Eso lo reconoce el perito en impacto y contaminación ambiental del Consejo de la Judicatura Federal del Tercer Circuito, Raúl Snell Castro, designado “perito oficial” en el juicio. Un elemento extra que obligaría a la SCT a corregir el trazo es que este arroyo recientemente ha sido designado parte del área estatal de protección hidrológica Cerro Viejo-Chupinaya-Los Sabinos, obligatoria para determinar el uso del territorio (decreto publicado el 18 de mayo de 2013 en el periódico oficial El estado de Jalisco).

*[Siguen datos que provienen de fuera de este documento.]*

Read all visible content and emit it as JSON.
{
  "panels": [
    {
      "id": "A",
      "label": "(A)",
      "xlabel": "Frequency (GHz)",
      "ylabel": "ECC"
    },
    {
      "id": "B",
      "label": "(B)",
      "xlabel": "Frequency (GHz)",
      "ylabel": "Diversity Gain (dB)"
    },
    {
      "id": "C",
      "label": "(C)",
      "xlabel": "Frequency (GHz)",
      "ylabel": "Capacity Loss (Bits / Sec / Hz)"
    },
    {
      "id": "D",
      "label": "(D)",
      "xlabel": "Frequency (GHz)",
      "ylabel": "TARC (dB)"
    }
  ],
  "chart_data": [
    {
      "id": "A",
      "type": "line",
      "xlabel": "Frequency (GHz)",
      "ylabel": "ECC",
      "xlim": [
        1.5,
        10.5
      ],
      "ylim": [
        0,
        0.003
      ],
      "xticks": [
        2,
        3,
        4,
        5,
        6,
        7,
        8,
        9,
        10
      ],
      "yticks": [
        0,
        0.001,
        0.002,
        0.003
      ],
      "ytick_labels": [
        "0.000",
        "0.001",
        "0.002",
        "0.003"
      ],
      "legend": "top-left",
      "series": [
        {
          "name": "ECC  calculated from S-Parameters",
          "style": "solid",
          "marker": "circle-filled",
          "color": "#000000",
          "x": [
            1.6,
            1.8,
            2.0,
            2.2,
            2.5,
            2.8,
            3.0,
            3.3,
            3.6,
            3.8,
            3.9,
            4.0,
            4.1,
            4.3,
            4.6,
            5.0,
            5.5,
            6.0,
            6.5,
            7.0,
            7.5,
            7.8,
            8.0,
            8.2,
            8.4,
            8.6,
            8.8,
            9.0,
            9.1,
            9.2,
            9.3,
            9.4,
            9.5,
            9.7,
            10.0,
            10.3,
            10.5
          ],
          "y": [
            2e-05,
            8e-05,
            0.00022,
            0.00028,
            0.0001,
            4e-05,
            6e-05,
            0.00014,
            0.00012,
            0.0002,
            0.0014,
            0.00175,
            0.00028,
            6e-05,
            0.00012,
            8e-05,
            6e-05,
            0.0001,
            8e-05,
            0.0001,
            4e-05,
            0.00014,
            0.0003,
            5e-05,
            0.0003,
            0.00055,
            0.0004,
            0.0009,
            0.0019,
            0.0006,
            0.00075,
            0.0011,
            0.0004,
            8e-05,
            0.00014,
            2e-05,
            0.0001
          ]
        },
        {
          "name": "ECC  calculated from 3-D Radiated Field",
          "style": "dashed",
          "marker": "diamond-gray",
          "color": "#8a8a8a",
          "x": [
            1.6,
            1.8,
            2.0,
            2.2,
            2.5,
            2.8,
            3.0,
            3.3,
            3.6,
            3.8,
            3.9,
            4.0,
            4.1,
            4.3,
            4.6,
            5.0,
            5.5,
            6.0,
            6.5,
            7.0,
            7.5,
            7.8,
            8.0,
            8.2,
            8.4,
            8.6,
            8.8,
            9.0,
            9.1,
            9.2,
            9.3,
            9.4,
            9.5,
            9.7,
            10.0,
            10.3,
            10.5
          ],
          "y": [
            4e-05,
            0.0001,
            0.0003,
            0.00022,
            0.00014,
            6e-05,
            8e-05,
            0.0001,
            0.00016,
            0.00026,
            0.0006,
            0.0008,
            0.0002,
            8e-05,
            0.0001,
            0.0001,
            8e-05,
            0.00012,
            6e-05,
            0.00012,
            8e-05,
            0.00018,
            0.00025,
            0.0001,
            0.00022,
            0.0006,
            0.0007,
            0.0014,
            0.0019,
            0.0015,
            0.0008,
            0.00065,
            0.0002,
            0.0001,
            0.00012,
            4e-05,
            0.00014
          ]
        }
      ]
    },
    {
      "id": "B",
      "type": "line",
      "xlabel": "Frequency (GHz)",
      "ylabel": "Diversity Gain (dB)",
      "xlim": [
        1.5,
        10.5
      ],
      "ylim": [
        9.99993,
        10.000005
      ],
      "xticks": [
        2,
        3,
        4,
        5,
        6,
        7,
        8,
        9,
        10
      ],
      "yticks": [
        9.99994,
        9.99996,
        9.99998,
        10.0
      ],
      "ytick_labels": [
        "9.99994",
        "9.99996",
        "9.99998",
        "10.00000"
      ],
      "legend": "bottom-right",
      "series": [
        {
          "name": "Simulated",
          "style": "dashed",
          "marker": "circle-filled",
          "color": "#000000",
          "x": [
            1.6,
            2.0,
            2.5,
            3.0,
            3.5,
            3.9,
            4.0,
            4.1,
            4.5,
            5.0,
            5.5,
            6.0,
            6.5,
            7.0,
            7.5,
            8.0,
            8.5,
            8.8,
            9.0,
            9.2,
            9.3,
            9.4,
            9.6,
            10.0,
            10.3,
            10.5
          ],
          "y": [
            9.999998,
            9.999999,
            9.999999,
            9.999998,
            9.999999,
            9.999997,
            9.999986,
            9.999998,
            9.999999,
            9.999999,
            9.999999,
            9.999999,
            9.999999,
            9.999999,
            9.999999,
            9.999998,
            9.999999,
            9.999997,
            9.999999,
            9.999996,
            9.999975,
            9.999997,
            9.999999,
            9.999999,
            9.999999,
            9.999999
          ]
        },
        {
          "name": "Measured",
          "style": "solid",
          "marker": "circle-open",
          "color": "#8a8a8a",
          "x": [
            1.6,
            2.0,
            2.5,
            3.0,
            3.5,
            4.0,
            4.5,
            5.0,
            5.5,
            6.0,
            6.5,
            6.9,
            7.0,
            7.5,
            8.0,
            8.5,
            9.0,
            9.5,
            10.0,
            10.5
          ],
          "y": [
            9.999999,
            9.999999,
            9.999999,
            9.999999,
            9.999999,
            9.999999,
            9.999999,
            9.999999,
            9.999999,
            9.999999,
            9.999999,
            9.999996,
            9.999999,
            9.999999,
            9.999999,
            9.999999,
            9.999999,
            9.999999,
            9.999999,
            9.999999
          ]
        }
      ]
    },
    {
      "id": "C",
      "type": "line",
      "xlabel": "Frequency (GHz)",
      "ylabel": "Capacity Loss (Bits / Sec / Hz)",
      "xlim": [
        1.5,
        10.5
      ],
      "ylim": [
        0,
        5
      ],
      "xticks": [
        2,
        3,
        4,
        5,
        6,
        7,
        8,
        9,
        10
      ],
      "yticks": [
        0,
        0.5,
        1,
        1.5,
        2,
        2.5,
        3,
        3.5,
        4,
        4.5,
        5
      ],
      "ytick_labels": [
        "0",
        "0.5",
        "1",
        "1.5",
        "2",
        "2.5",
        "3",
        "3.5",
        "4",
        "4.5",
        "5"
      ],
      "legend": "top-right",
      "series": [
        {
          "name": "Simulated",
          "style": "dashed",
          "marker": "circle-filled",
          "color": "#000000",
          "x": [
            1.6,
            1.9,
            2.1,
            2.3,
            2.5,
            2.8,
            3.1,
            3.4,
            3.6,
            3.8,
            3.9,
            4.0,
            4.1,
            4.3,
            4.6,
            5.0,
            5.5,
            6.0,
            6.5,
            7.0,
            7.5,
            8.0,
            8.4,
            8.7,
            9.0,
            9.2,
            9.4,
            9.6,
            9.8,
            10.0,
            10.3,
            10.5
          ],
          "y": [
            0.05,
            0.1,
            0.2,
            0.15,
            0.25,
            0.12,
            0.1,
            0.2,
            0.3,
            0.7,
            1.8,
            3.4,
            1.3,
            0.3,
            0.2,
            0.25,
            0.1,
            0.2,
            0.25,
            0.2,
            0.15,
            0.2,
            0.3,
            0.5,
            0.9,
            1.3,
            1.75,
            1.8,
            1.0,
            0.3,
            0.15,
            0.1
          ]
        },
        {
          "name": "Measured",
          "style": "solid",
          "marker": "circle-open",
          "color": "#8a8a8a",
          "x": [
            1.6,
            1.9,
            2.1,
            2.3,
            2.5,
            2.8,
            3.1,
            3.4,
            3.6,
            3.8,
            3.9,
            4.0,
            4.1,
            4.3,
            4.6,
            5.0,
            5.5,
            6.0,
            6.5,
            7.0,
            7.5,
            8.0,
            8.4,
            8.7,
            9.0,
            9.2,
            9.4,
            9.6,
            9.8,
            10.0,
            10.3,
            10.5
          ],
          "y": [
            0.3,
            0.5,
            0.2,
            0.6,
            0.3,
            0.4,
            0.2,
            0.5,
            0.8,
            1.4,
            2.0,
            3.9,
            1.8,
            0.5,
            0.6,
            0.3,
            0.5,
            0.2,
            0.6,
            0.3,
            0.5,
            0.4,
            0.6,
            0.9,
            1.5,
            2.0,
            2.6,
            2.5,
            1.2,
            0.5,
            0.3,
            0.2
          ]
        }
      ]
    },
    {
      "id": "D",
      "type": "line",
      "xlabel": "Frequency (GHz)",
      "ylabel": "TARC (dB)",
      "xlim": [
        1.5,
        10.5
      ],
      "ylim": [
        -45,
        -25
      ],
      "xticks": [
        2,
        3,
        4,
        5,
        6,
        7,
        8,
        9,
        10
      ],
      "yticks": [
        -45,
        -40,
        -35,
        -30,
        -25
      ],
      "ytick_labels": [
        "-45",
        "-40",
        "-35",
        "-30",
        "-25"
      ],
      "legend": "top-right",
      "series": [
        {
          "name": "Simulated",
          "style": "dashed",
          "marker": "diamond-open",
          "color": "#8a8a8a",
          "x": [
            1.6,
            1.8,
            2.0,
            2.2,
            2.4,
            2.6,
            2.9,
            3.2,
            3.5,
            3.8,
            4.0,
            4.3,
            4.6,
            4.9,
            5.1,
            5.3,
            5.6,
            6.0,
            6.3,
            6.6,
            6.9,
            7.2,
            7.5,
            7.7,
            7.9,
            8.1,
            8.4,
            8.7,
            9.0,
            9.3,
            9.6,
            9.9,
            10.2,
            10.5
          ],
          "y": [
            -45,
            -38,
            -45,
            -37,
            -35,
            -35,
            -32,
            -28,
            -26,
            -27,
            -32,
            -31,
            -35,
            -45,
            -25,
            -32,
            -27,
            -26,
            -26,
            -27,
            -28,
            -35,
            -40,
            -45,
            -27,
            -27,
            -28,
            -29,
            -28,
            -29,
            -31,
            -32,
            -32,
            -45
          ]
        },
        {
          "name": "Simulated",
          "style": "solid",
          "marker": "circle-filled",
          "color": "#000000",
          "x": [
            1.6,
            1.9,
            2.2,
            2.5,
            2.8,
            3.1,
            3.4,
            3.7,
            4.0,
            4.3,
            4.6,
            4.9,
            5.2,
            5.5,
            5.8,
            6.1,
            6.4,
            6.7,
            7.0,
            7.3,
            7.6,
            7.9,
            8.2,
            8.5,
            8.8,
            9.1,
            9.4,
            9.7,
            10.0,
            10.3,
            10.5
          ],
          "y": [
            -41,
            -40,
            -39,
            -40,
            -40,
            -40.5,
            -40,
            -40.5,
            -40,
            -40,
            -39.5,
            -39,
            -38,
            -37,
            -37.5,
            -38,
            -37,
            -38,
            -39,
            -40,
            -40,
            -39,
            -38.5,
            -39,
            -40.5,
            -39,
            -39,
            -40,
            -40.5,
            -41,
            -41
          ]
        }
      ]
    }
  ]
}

Los riesgos obligan a una modificación del trazo de uno y dos kilómetros de longitud, para minimizar las alteraciones de la comunidad ribereña

Según la perito de Idea, Alejandra Guerrero, Los Sabinos es una corriente que drena de la vertiente Norte de la Sierra El Travesaño y desemboca en el Río Santiago en el municipio Ixtlahuacán de los Membrillos. Pertenece a la Región hidrológica 12 Río Lerma Santiago, subcuenca Río Alto Santiago (valle del Salto-Atequiza). A esta microcuenca pertenece Potrerillos –Los Sabinos, con una superficie de 11, 091.51 km2. Esta microcuenca es una de las más importantes de la zona de Cerro Viejo

En el ecosistema del arroyo “podemos encontrar una biodiversidad que se compone de bacterias, microorganismos descomponedores, algas, macroinvertebrados, peces, moluscos, larvas de insectos, moluscos, anfibios, aves, culebras y otros reptiles, hasta algunos mamíferos que utilizan estas zonas de alimento, refugio y reproducción”

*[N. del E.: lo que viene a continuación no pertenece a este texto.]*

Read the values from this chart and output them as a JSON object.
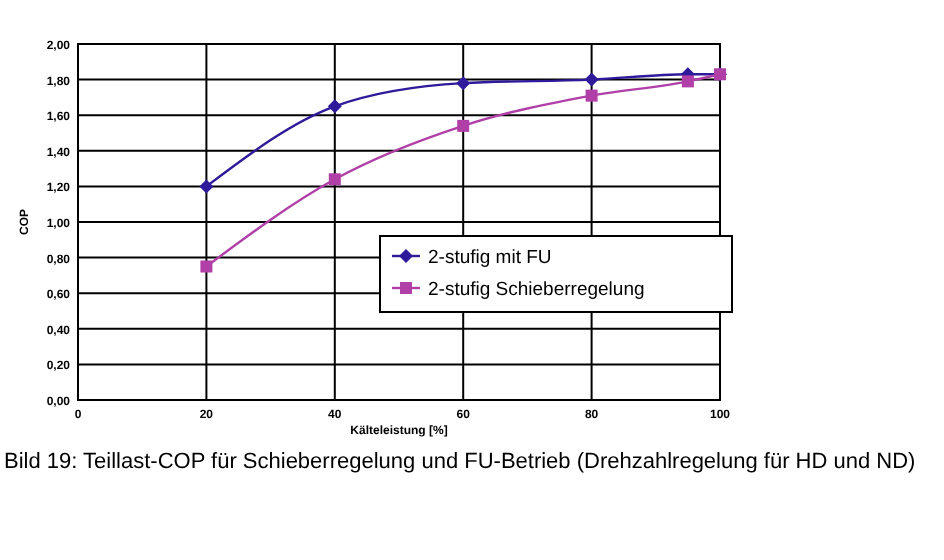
{
  "chart_data": {
    "type": "line",
    "xlabel": "Kälteleistung [%]",
    "ylabel": "COP",
    "xlim": [
      0,
      100
    ],
    "xticks": [
      0,
      20,
      40,
      60,
      80,
      100
    ],
    "ylim": [
      0,
      2
    ],
    "yticks": [
      {
        "value": 0,
        "label": "0,00"
      },
      {
        "value": 0.2,
        "label": "0,20"
      },
      {
        "value": 0.4,
        "label": "0,40"
      },
      {
        "value": 0.6,
        "label": "0,60"
      },
      {
        "value": 0.8,
        "label": "0,80"
      },
      {
        "value": 1,
        "label": "1,00"
      },
      {
        "value": 1.2,
        "label": "1,20"
      },
      {
        "value": 1.4,
        "label": "1,40"
      },
      {
        "value": 1.6,
        "label": "1,60"
      },
      {
        "value": 1.8,
        "label": "1,80"
      },
      {
        "value": 2,
        "label": "2,00"
      }
    ],
    "grid": true,
    "legend": "right",
    "series": [
      {
        "name": "2-stufig mit FU",
        "color": "#2e1a9a",
        "marker": "diamond",
        "x": [
          20,
          40,
          60,
          80,
          95,
          100
        ],
        "values": [
          1.2,
          1.65,
          1.78,
          1.8,
          1.83,
          1.83
        ]
      },
      {
        "name": "2-stufig Schieberregelung",
        "color": "#b040a8",
        "marker": "square",
        "x": [
          20,
          40,
          60,
          80,
          95,
          100
        ],
        "values": [
          0.75,
          1.24,
          1.54,
          1.71,
          1.79,
          1.83
        ]
      }
    ],
    "annotations": [
      "Bild 19: Teillast-COP für Schieberregelung und FU-Betrieb (Drehzahlregelung für HD und ND)"
    ]
  }
}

Existe “una población de 1,804 árboles representados por 620 ahuehuetes ó sabinos (Taxodium mucronatum Ten.), 883 fresnos (Fraxinus spp.), 261 árboles de sauces (Salix bondplandiana) y 40 árboles de mezquites (Prosopis glandulosa)”

Se observa “un bosque de galería de ahuehuetes o sabinos los cuales tienen gran importancia ecológica en términos de constituir áreas de belleza escénica, favorecer la estabilización de cauces, formar verdaderos microclimas y fomentar la biodiversidad”

En la propiedad de Jorge de la Peña “se identificaron diez árboles con un perímetro grande del tronco, estos se distinguen de los demás por su tamaño y estructura, dosel amplio y altura de casi 40 metros. El perímetro que va de los 6 a 14 metros. Esta característica además del color rojizo de la corteza de sus troncos y la inclinación de algunas de sus ramas nos indican de la longevidad de los árboles, los cuales pueden oscilar entre los 300 y 600 años”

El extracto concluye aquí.